‘Bahrain targeting opposition families’ - sister of activist facing jail for tearing king’s photo

An appeals court in Bahrain has upheld a prison sentence handed down to prominent female activist Zainab Al-Khawaja, after she tore down a photograph of the king.

Her sister says the conviction is part of a crackdown on the family, following its participation in the 2011 anti-government protest.

Al-Khawaja remains on bail as she is waiting for court rulings on her appeals against three other convictions for acts of civil disobedience, but her family say she could be re-arrested at anytime.

“With the Bahraini government one never knows when she is going to be arrested. They might break into her home at any point to arrest her. But they may also wait for her to pass through a checkpoint or enter a government building to arrest her,” Zainab’s sister, Maryam Al-Khawaja told RT.

Maryam herself was given a one-year sentence in absentia and is now living in exile in Denmark, while their uncle has been sentenced to five years behind bars.

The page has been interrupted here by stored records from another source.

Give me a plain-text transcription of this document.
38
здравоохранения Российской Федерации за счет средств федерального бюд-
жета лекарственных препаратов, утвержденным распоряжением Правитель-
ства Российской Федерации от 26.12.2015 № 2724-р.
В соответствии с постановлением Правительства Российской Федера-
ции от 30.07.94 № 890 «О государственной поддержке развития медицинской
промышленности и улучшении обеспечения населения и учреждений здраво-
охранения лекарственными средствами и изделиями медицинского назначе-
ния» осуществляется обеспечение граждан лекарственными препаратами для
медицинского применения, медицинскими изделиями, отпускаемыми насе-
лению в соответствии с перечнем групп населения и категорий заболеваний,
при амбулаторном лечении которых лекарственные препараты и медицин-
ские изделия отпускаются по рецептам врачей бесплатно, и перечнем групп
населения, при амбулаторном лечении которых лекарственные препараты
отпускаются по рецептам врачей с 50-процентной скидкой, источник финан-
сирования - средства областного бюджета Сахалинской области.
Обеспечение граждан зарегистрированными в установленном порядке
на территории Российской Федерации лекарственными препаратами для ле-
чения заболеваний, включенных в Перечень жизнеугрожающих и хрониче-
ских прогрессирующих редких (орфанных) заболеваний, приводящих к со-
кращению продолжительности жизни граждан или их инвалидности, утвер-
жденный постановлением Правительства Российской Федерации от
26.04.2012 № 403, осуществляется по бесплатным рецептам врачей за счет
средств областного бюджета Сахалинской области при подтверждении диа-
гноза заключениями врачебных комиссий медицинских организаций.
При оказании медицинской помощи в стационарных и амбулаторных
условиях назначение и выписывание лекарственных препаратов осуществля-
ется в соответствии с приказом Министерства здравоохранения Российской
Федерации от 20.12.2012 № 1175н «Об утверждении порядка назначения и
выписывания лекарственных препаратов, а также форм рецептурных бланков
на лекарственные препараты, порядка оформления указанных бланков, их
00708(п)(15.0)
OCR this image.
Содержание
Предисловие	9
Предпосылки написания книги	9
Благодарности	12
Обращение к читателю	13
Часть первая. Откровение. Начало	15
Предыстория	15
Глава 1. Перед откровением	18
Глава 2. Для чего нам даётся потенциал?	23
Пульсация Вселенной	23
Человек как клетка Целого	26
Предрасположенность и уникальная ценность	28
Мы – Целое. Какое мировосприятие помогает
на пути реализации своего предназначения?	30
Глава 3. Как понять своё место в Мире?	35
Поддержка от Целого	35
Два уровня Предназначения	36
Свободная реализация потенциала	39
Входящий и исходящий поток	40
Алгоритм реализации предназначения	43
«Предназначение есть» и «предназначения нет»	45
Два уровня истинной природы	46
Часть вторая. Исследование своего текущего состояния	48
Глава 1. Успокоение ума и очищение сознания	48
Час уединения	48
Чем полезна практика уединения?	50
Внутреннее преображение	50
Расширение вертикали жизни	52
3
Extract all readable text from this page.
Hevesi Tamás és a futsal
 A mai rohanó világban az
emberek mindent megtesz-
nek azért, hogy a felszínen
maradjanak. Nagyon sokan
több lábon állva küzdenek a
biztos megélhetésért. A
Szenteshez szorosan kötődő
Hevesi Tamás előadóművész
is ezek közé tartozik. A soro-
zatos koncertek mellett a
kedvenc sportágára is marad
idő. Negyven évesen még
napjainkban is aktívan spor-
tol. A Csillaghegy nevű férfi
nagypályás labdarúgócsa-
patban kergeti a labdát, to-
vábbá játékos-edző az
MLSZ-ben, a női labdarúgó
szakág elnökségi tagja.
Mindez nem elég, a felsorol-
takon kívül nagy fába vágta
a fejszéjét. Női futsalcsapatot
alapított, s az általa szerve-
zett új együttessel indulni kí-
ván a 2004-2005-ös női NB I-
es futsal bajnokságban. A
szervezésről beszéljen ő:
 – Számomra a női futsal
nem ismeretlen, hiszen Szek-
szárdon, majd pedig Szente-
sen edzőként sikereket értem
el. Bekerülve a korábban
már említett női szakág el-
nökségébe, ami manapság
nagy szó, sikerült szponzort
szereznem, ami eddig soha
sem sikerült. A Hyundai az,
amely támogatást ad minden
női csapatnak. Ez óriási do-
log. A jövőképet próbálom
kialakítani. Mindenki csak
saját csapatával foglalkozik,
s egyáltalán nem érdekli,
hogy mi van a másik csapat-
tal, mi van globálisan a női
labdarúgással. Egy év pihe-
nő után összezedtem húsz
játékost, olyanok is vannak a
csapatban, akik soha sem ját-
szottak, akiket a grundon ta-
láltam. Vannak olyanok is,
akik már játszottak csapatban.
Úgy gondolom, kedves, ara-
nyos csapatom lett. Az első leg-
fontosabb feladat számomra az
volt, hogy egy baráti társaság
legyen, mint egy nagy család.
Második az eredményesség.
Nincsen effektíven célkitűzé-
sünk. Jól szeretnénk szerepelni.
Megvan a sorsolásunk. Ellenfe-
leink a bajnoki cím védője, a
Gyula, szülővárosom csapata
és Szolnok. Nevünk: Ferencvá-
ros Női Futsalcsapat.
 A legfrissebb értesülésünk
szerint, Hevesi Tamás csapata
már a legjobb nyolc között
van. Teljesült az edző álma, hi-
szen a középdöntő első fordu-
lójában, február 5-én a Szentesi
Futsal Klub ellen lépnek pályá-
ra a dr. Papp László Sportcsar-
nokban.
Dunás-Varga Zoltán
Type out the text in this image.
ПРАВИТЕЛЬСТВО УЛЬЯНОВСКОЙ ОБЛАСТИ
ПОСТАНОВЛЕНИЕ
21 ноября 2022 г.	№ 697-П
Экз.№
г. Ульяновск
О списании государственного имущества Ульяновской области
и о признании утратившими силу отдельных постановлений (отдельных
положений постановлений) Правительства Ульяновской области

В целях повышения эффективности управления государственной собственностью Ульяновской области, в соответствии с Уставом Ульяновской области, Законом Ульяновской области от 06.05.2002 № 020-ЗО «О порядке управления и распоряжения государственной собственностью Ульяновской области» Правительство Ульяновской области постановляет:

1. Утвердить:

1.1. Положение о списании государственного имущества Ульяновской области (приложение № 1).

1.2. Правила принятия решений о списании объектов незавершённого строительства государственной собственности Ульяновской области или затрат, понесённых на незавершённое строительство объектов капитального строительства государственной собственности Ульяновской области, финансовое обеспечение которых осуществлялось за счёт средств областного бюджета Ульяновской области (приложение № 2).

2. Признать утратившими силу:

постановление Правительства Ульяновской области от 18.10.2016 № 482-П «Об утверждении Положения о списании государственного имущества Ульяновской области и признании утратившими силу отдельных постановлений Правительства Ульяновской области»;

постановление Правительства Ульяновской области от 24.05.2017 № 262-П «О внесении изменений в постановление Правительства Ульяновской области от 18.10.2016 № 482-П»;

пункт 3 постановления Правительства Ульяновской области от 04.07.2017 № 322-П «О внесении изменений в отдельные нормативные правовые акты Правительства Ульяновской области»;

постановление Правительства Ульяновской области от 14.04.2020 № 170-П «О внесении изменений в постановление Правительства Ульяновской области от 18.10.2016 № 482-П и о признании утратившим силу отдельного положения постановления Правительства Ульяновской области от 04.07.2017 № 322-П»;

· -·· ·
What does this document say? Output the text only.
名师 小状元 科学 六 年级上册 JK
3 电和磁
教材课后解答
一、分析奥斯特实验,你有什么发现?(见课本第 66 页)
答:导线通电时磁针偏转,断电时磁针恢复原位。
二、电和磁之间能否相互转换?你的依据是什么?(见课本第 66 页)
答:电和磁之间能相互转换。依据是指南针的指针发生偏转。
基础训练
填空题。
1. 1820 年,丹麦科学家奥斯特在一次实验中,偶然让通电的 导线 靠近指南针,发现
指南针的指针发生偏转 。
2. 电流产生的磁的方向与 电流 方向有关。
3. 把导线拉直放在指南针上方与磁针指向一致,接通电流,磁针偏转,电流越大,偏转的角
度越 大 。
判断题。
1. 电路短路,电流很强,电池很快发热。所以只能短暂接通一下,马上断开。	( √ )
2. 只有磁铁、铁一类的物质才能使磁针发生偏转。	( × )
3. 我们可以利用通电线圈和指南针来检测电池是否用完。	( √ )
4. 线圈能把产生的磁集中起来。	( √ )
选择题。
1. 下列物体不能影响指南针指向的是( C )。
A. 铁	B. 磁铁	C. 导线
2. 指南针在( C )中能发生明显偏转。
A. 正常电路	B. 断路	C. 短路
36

READ MORE: Undefeated protests: Bahraini court jails young woman as rallies continue

Zainab spent time in prison on several occasions and is facing two additional years under other cases. The women’s father Abdulhadi Al-Khawaja was jailed for life in 2011 for what the authorities called “trying to topple the government.”

“There are several families that have several members sentenced to hundreds of years in prison. Many of them were subjected to severe torture. It’s the government tactics to target entire families,” said Maryam.

The court’s ruling reduced the original three-year sentence to 12 months, a move that, according to Maryam, is meant to make an appearance of a proper judicial process rather than an act of political persecution. Ironically, the ruling was handed down on Zainab’s 32nd birthday. The mother of two may have to take her infant baby son to jail with her.

“It is ludicrous that Zainab Al-Khawaja is facing a year in prison simply for tearing up a photo of the head of state,” James Lynch, the Deputy Director for the Middle East and North Africa Programme at Amnesty International said.

“The Bahraini authorities must ensure her conviction and prison sentence are quashed. She should not be punished in any way for peacefully exercising her right to freedom of expression,” he added.

Activists have launched an online campaign with the hashtag, 'happy birthday Zainab', urging the monarch to drop all charges.

Bahrain, a close Sunni ally of the United States, faced mass protest amongst its sizable Shiite minority in 2011. It was crushed with the help of military troops from Saudi Arabia. The government of King Hamad bin Isa Al-Khalifa promised political reforms but in reality, it has been sentencing protesters to long prison terms. Bahrain claims the protesters are dangerous rebels inciting dissent following orders from Iran.